What happened when Trump visited the African American History Museum, according to its founding director
In his upcoming memoir, newly appointed Smithsonian Secretary Lonnie G. Bunch III describes the private tour he gave President Trump of the National Museum of African American History and Culture, recalling that Trump’s reaction to the Dutch role in the global slave trade was, “You know, they love me in the Netherlands.”
Shortly before Trump took office in 2017, his administration asked to visit the newly opened museum, according to Bunch’s upcoming memoir, “A Fool’s Errand: Creating the National Museum of African American History and Culture in the Age of Bush, Obama and Trump.” Bunch was the museum’s founding director from 2005 until June, when he became the Smithsonian’s secretary.

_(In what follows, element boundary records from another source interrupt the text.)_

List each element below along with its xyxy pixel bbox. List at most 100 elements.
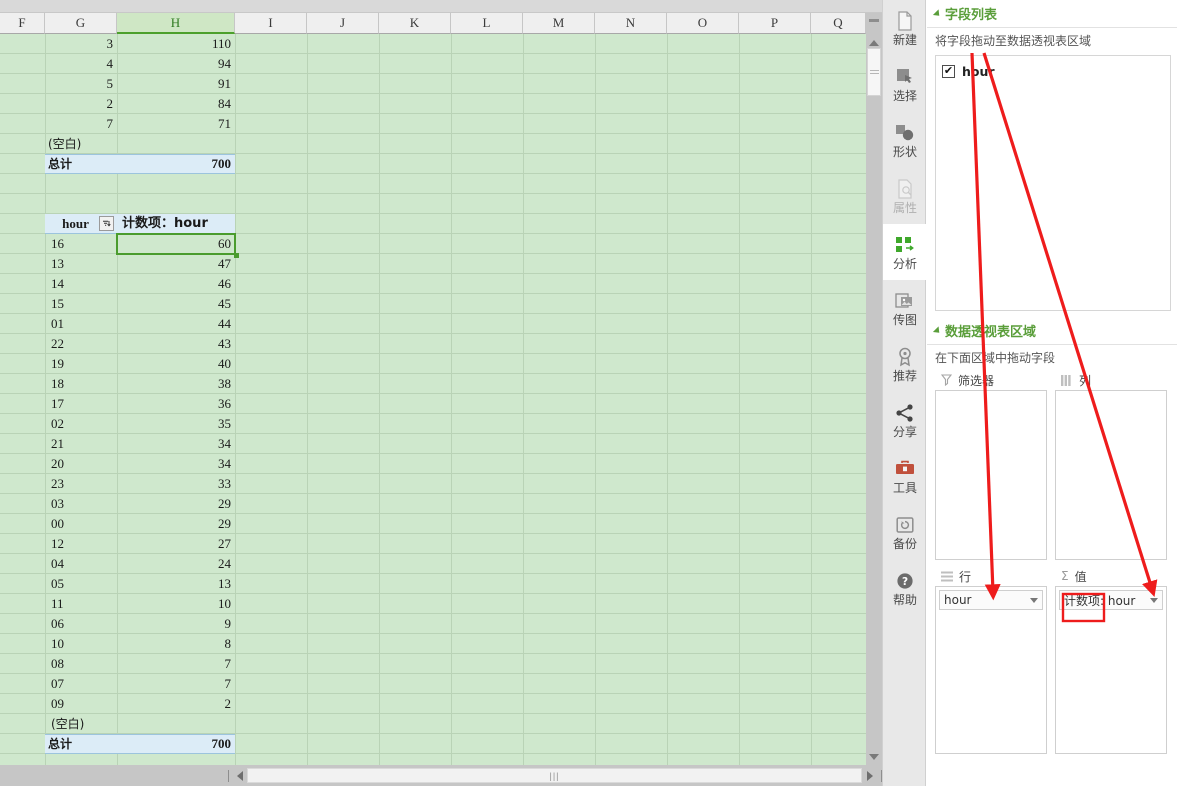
cell-G-label-1[interactable]: 4: [45, 54, 117, 74]
pivot-row-label-18[interactable]: 11: [48, 594, 120, 614]
pivot-row-label-0[interactable]: 16: [48, 234, 120, 254]
pivot-row-value-8[interactable]: 36: [117, 394, 235, 414]
cell-G-label-2[interactable]: 5: [45, 74, 117, 94]
pivot-row-value-16[interactable]: 24: [117, 554, 235, 574]
toolbar-item-5[interactable]: 分析: [883, 224, 927, 280]
pivot-row-value-12[interactable]: 33: [117, 474, 235, 494]
pivot-row-label-10[interactable]: 21: [48, 434, 120, 454]
grid-row[interactable]: [0, 194, 866, 214]
grid-row[interactable]: [0, 754, 866, 765]
pivot-row-label-14[interactable]: 00: [48, 514, 120, 534]
cell-G-label-0[interactable]: 3: [45, 34, 117, 54]
field-list-box[interactable]: ✔ hour: [935, 55, 1171, 311]
pivot-row-label-13[interactable]: 03: [48, 494, 120, 514]
pivot-row-value-0[interactable]: 60: [117, 234, 235, 254]
toolbar-item-8[interactable]: 分享: [883, 392, 927, 448]
pivot-row-value-10[interactable]: 34: [117, 434, 235, 454]
pivot-row-value-17[interactable]: 13: [117, 574, 235, 594]
pivot-areas-title-bar[interactable]: 数据透视表区域: [927, 317, 1177, 344]
pivot-row-value-6[interactable]: 40: [117, 354, 235, 374]
pivot-row-label-21[interactable]: 08: [48, 654, 120, 674]
pivot-row-value-9[interactable]: 35: [117, 414, 235, 434]
pivot-row-value-15[interactable]: 27: [117, 534, 235, 554]
grid-row[interactable]: [0, 174, 866, 194]
cell-H-value-3[interactable]: 84: [117, 94, 235, 114]
scroll-split-handle[interactable]: [869, 19, 879, 22]
pivot-row-label-4[interactable]: 01: [48, 314, 120, 334]
pivot-row-value-11[interactable]: 34: [117, 454, 235, 474]
column-header-H[interactable]: H: [117, 13, 235, 34]
pivot-row-value-20[interactable]: 8: [117, 634, 235, 654]
pivot-row-label-19[interactable]: 06: [48, 614, 120, 634]
pivot-row-value-19[interactable]: 9: [117, 614, 235, 634]
pivot-row-label-8[interactable]: 17: [48, 394, 120, 414]
scroll-left-button[interactable]: [233, 765, 247, 786]
column-header-J[interactable]: J: [307, 13, 379, 34]
field-item-hour[interactable]: ✔ hour: [942, 62, 1170, 80]
horizontal-scrollbar[interactable]: |||: [0, 765, 882, 786]
cell-G-label-4[interactable]: 7: [45, 114, 117, 134]
column-header-O[interactable]: O: [667, 13, 739, 34]
cell-G-label-3[interactable]: 2: [45, 94, 117, 114]
horizontal-scroll-track[interactable]: |||: [247, 767, 862, 784]
pivot-row-label-20[interactable]: 10: [48, 634, 120, 654]
field-list-title-bar[interactable]: 字段列表: [927, 0, 1177, 27]
pivot-row-value-7[interactable]: 38: [117, 374, 235, 394]
collapse-caret-icon-2[interactable]: [933, 326, 942, 335]
column-header-N[interactable]: N: [595, 13, 667, 34]
toolbar-item-6[interactable]: 传图: [883, 280, 927, 336]
pivot-row-value-4[interactable]: 44: [117, 314, 235, 334]
pivot-row-value-5[interactable]: 43: [117, 334, 235, 354]
column-header-M[interactable]: M: [523, 13, 595, 34]
pivot-row-label-24[interactable]: (空白): [48, 714, 120, 734]
pivot-header-value-label[interactable]: 计数项：hour: [119, 214, 237, 234]
grid-row[interactable]: [0, 134, 866, 154]
cell-H-value-2[interactable]: 91: [117, 74, 235, 94]
toolbar-item-3[interactable]: 形状: [883, 112, 927, 168]
pivot-row-label-3[interactable]: 15: [48, 294, 120, 314]
rows-drop-zone[interactable]: hour: [935, 586, 1047, 754]
pivot-row-label-9[interactable]: 02: [48, 414, 120, 434]
pivot-row-label-12[interactable]: 23: [48, 474, 120, 494]
pivot-row-label-17[interactable]: 05: [48, 574, 120, 594]
pivot-row-value-18[interactable]: 10: [117, 594, 235, 614]
sheet-tab-strip[interactable]: [0, 765, 228, 786]
pivot-row-label-16[interactable]: 04: [48, 554, 120, 574]
pivot-row-label-7[interactable]: 18: [48, 374, 120, 394]
toolbar-item-11[interactable]: ?帮助: [883, 560, 927, 616]
chevron-down-icon[interactable]: [1030, 598, 1038, 603]
pivot-row-label-15[interactable]: 12: [48, 534, 120, 554]
column-header-L[interactable]: L: [451, 13, 523, 34]
pivot-row-value-23[interactable]: 2: [117, 694, 235, 714]
pivot-row-label-23[interactable]: 09: [48, 694, 120, 714]
rows-field-pill-hour[interactable]: hour: [939, 590, 1043, 610]
cell-H-value-4[interactable]: 71: [117, 114, 235, 134]
column-header-Q[interactable]: Q: [811, 13, 866, 34]
pivot-row-label-1[interactable]: 13: [48, 254, 120, 274]
pivot-row-label-6[interactable]: 19: [48, 354, 120, 374]
fill-handle[interactable]: [234, 253, 239, 258]
cell-H-value-0[interactable]: 110: [117, 34, 235, 54]
scroll-right-button[interactable]: [862, 765, 878, 786]
chevron-down-icon-2[interactable]: [1150, 598, 1158, 603]
toolbar-item-9[interactable]: 工具: [883, 448, 927, 504]
toolbar-item-4[interactable]: 属性: [883, 168, 927, 224]
filter-drop-zone[interactable]: [935, 390, 1047, 560]
column-header-P[interactable]: P: [739, 13, 811, 34]
sheet-grid[interactable]: 3110494591284771(空白)总计700hour计数项：hour166…: [0, 34, 866, 765]
cell-G-label-5[interactable]: (空白): [45, 134, 117, 154]
top-table-total-value[interactable]: 700: [117, 154, 235, 174]
pivot-row-value-3[interactable]: 45: [117, 294, 235, 314]
pivot-row-label-2[interactable]: 14: [48, 274, 120, 294]
pivot-total-label[interactable]: 总计: [45, 734, 117, 754]
pivot-row-label-22[interactable]: 07: [48, 674, 120, 694]
pivot-row-filter-dropdown-icon[interactable]: [99, 216, 114, 231]
values-drop-zone[interactable]: 计数项: hour: [1055, 586, 1167, 754]
pivot-header-row-label[interactable]: hour: [49, 214, 99, 234]
cell-H-value-1[interactable]: 94: [117, 54, 235, 74]
pivot-row-value-14[interactable]: 29: [117, 514, 235, 534]
pivot-row-value-13[interactable]: 29: [117, 494, 235, 514]
vertical-scrollbar[interactable]: [866, 13, 882, 765]
pivot-row-value-21[interactable]: 7: [117, 654, 235, 674]
grid-row[interactable]: [0, 714, 866, 734]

The incoming president wanted to come on the holiday commemorating the Rev. Martin Luther King Jr., according to the memoir. The administration also asked that the museum be closed to the public during the visit. “The notion that we could shut out visitors on the first King holiday since the opening of the museum was not something I could accept,” Bunch writes. Another day was chosen.
Among those who joined Trump were Ben Carson, a retired neurosurgeon who is featured in the museum and who had been nominated to lead the Department of Housing and Urban Development, Sen. Tim Scott (R-S.C.) and King’s niece Alveda King. Bunch recalls hoping the visit “would contribute to a broader understanding of race relations in America. I am ever the optimist.”